To find the composition \(S \circ T\), think of it as a path. An element (a, c) is in the composition if you can go from 'a' to 'b' using relation T, and then from 'b' to 'c' using relation S. In this problem, both T and S are \(R^{-1}\).

Answer 1

Step 1: Understanding the Concept:
First, we need to find the inverse relation, \(R^{-1}\), which is obtained by swapping the first and second elements of each ordered pair in R. Second, we need to find the composition \(R^{-1} \circ R^{-1}\). An ordered pair (a, c) belongs to this composition if there exists an element 'b' such that (a, b) is in \(R^{-1}\) and (b, c) is in \(R^{-1}\).
Step 2: Key Formula or Approach:
1. Find \(R^{-1}\) from R. 2. For each pair \((a, b) \in R^{-1}\), search for all pairs \((b, c) \in R^{-1}\). 3. The resulting pairs \((a, c)\) form the set \(R^{-1} \circ R^{-1}\).
Step 3: Detailed Explanation:
The given relation is: \[ R = \{(4, 5), (1, 4), (4, 6), (7, 6), (3, 7)\} \] First, find the inverse relation \(R^{-1}\) by swapping the elements in each pair: \[ R^{-1} = \{(5, 4), (4, 1), (6, 4), (6, 7), (7, 3)\} \] Now we find the composition \(R^{-1} \circ R^{-1}\) by finding "chains" of length two within \(R^{-1}\).
We have \((5, 4) \in R^{-1}\) and \((4, 1) \in R^{-1}\). This gives us the pair \(\mathbf{(5, 1)}\).
We have \((4, 1) \in R^{-1}\), but there are no pairs in \(R^{-1}\) that start with 1. So this chain ends.

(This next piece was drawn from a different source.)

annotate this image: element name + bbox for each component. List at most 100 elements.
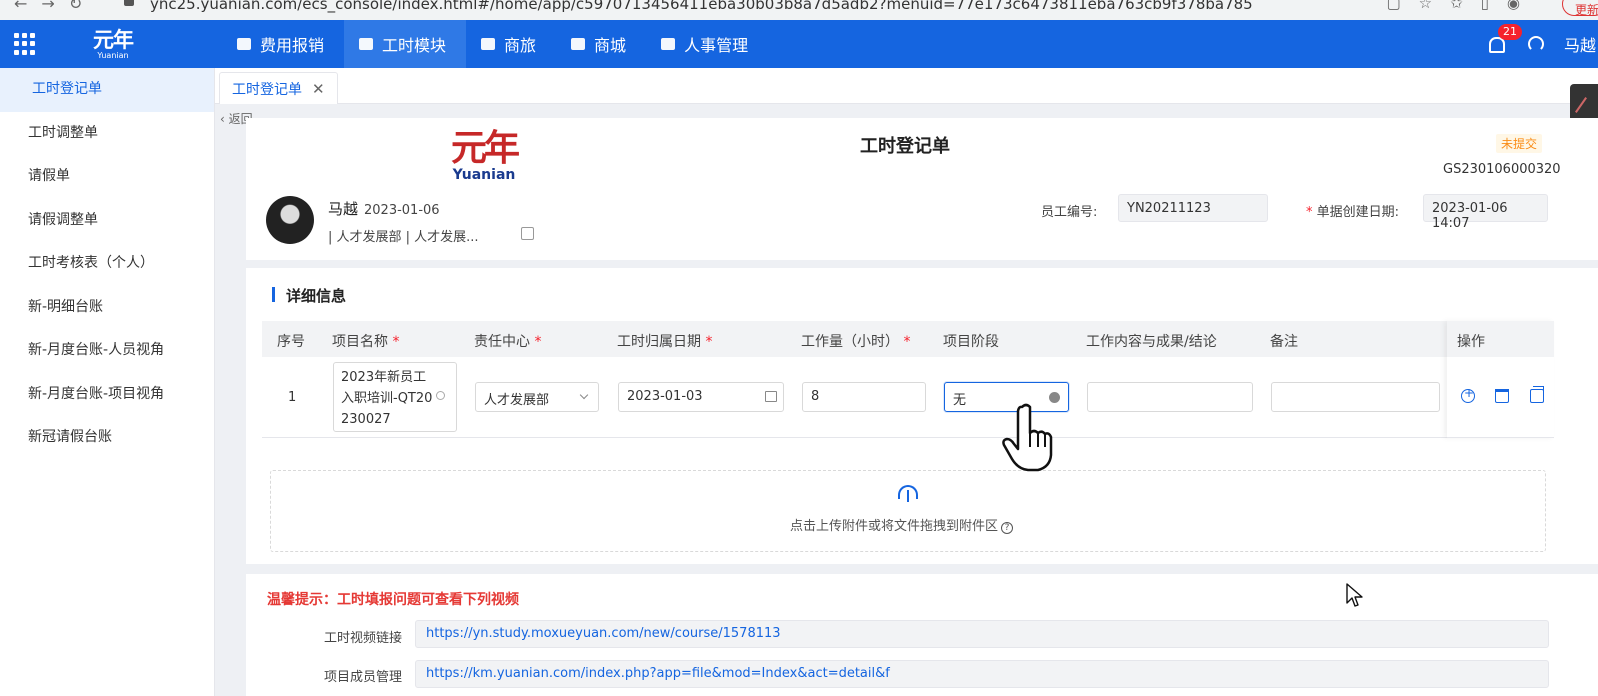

We have \((6, 4) \in R^{-1}\) and \((4, 1) \in R^{-1}\). This gives us the pair \(\mathbf{(6, 1)}\).
We have \((6, 7) \in R^{-1}\) and \((7, 3) \in R^{-1}\). This gives us the pair \(\mathbf{(6, 3)}\).

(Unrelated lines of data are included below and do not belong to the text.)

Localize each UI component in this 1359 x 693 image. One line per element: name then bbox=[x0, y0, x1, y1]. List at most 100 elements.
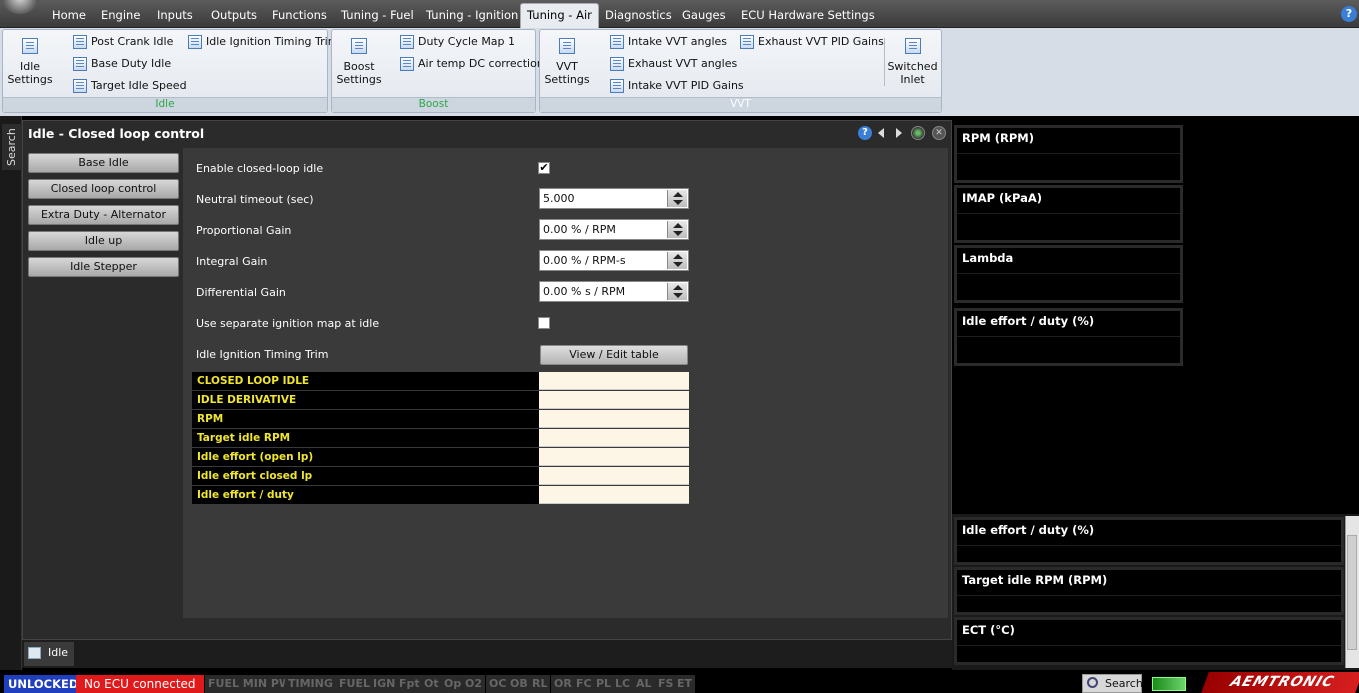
neutral-timeout-field[interactable]: 5.000 bbox=[539, 188, 689, 209]
table-icon bbox=[559, 38, 575, 54]
app-logo-icon[interactable] bbox=[0, 0, 40, 14]
neutral-timeout-label: Neutral timeout (sec) bbox=[196, 193, 314, 206]
differential-gain-label: Differential Gain bbox=[196, 286, 286, 299]
base-duty-idle-label: Base Duty Idle bbox=[91, 57, 172, 70]
gauge-label: IMAP (kPaA) bbox=[962, 191, 1042, 205]
menu-inputs[interactable]: Inputs bbox=[157, 4, 193, 28]
status-indicator: ET bbox=[674, 675, 696, 693]
no-ecu-badge: No ECU connected bbox=[76, 675, 204, 693]
menu-diagnostics[interactable]: Diagnostics bbox=[605, 4, 672, 28]
separate-ignition-map-checkbox[interactable] bbox=[538, 317, 550, 329]
nav-closed-loop-control[interactable]: Closed loop control bbox=[28, 179, 179, 199]
gauge-label: Idle effort / duty (%) bbox=[962, 314, 1095, 328]
vvt-settings-label: VVT Settings bbox=[544, 60, 590, 86]
intake-vvt-pid-gains-button[interactable]: Intake VVT PID Gains bbox=[610, 77, 744, 95]
table-row-label: Idle effort (open lp) bbox=[192, 448, 539, 466]
idle-settings-label: Idle Settings bbox=[7, 60, 53, 86]
exhaust-vvt-pid-gains-button[interactable]: Exhaust VVT PID Gains bbox=[740, 33, 884, 51]
menu-functions[interactable]: Functions bbox=[272, 4, 327, 28]
proportional-gain-value: 0.00 % / RPM bbox=[543, 223, 616, 236]
table-row: Target idle RPM bbox=[192, 429, 689, 447]
help-icon[interactable]: ? bbox=[858, 126, 872, 140]
table-row-value bbox=[539, 410, 689, 428]
side-strip bbox=[0, 116, 22, 670]
status-indicator: FUEL MIN PW bbox=[205, 675, 295, 693]
menu-outputs[interactable]: Outputs bbox=[211, 4, 257, 28]
ribbon-group-label-boost: Boost bbox=[332, 97, 535, 112]
ribbon-group-vvt: VVT Settings Intake VVT angles Exhaust V… bbox=[539, 29, 942, 113]
status-indicator: OB bbox=[507, 675, 531, 693]
spinner-icon[interactable] bbox=[667, 283, 687, 300]
spinner-icon[interactable] bbox=[667, 190, 687, 207]
close-icon[interactable]: ✕ bbox=[932, 126, 946, 140]
integral-gain-value: 0.00 % / RPM-s bbox=[543, 254, 626, 267]
table-row-value bbox=[539, 448, 689, 466]
gauge-ect[interactable]: ECT (°C) bbox=[954, 617, 1344, 665]
help-icon[interactable]: ? bbox=[1341, 6, 1357, 22]
battery-icon bbox=[1152, 677, 1186, 691]
nav-idle-up[interactable]: Idle up bbox=[28, 231, 179, 251]
switched-inlet-button[interactable]: Switched Inlet bbox=[884, 38, 940, 86]
intake-vvt-angles-button[interactable]: Intake VVT angles bbox=[610, 33, 727, 51]
vvt-settings-button[interactable]: VVT Settings bbox=[544, 38, 590, 86]
post-crank-idle-button[interactable]: Post Crank Idle bbox=[73, 33, 173, 51]
exhaust-vvt-angles-button[interactable]: Exhaust VVT angles bbox=[610, 55, 737, 73]
gauge-rpm[interactable]: RPM (RPM) bbox=[954, 125, 1183, 183]
gauge-lambda[interactable]: Lambda bbox=[954, 245, 1183, 303]
menu-ecu-hardware-settings[interactable]: ECU Hardware Settings bbox=[741, 4, 875, 28]
table-row-label: CLOSED LOOP IDLE bbox=[192, 372, 539, 390]
menu-tuning-air[interactable]: Tuning - Air bbox=[520, 3, 599, 28]
status-indicator: LC bbox=[612, 675, 634, 693]
forward-arrow-icon[interactable] bbox=[896, 128, 902, 138]
menu-gauges[interactable]: Gauges bbox=[682, 4, 726, 28]
nav-base-idle[interactable]: Base Idle bbox=[28, 153, 179, 173]
view-edit-table-button[interactable]: View / Edit table bbox=[540, 345, 688, 365]
idle-ignition-timing-trim-button[interactable]: Idle Ignition Timing Trim bbox=[188, 33, 338, 51]
search-button[interactable]: Search bbox=[1082, 674, 1143, 693]
status-indicator: O2 bbox=[462, 675, 486, 693]
table-icon bbox=[400, 57, 414, 71]
table-row-label: RPM bbox=[192, 410, 539, 428]
list-icon bbox=[740, 35, 754, 49]
intake-vvt-angles-label: Intake VVT angles bbox=[628, 35, 728, 48]
menu-tuning-ignition[interactable]: Tuning - Ignition bbox=[426, 4, 518, 28]
spinner-icon[interactable] bbox=[667, 221, 687, 238]
back-arrow-icon[interactable] bbox=[878, 128, 884, 138]
proportional-gain-field[interactable]: 0.00 % / RPM bbox=[539, 219, 689, 240]
ribbon: Idle Settings Post Crank Idle Base Duty … bbox=[0, 28, 1359, 116]
separate-ignition-map-label: Use separate ignition map at idle bbox=[196, 317, 380, 330]
gauge-icon[interactable] bbox=[911, 126, 925, 140]
nav-extra-duty-alternator[interactable]: Extra Duty - Alternator bbox=[28, 205, 179, 225]
differential-gain-field[interactable]: 0.00 % s / RPM bbox=[539, 281, 689, 302]
boost-settings-button[interactable]: Boost Settings bbox=[336, 38, 382, 86]
menu-engine[interactable]: Engine bbox=[101, 4, 140, 28]
boost-settings-label: Boost Settings bbox=[336, 60, 382, 86]
gauge-imap[interactable]: IMAP (kPaA) bbox=[954, 185, 1183, 243]
enable-closed-loop-label: Enable closed-loop idle bbox=[196, 162, 324, 175]
base-duty-idle-button[interactable]: Base Duty Idle bbox=[73, 55, 171, 73]
spinner-icon[interactable] bbox=[667, 252, 687, 269]
table-row: Idle effort / duty bbox=[192, 486, 689, 504]
enable-closed-loop-checkbox[interactable]: ✔ bbox=[538, 162, 550, 174]
menu-home[interactable]: Home bbox=[52, 4, 86, 28]
document-tab-bar bbox=[22, 640, 952, 668]
menu-tuning-fuel[interactable]: Tuning - Fuel bbox=[341, 4, 414, 28]
gauge-idle-effort[interactable]: Idle effort / duty (%) bbox=[954, 308, 1183, 366]
target-idle-speed-button[interactable]: Target Idle Speed bbox=[73, 77, 187, 95]
duty-cycle-map-button[interactable]: Duty Cycle Map 1 bbox=[400, 33, 515, 51]
idle-settings-button[interactable]: Idle Settings bbox=[7, 38, 53, 86]
search-side-tab[interactable]: Search bbox=[2, 124, 22, 170]
scrollbar-thumb[interactable] bbox=[1347, 535, 1357, 650]
gauge-target-idle-rpm[interactable]: Target idle RPM (RPM) bbox=[954, 567, 1344, 615]
brand-logo: AEMTRONIC bbox=[1201, 672, 1359, 693]
list-icon bbox=[28, 647, 41, 659]
integral-gain-field[interactable]: 0.00 % / RPM-s bbox=[539, 250, 689, 271]
gauge-idle-effort-bottom[interactable]: Idle effort / duty (%) bbox=[954, 517, 1344, 565]
nav-idle-stepper[interactable]: Idle Stepper bbox=[28, 257, 179, 277]
ribbon-group-boost: Boost Settings Duty Cycle Map 1 Air temp… bbox=[331, 29, 544, 113]
air-temp-dc-correction-button[interactable]: Air temp DC correction bbox=[400, 55, 544, 73]
table-row: CLOSED LOOP IDLE bbox=[192, 372, 689, 390]
table-icon bbox=[188, 35, 202, 49]
table-row-value bbox=[539, 429, 689, 447]
table-icon bbox=[904, 38, 921, 54]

We have \((7, 3) \in R^{-1}\), but there are no pairs in \(R^{-1}\) that start with 3. So this chain ends.
Combining the resulting pairs, we get the final relation.
Step 4: Final Answer:
The composition \(R^{-1} \circ R^{-1}\) is \(\{(5, 1), (6, 1), (6, 3)\}\).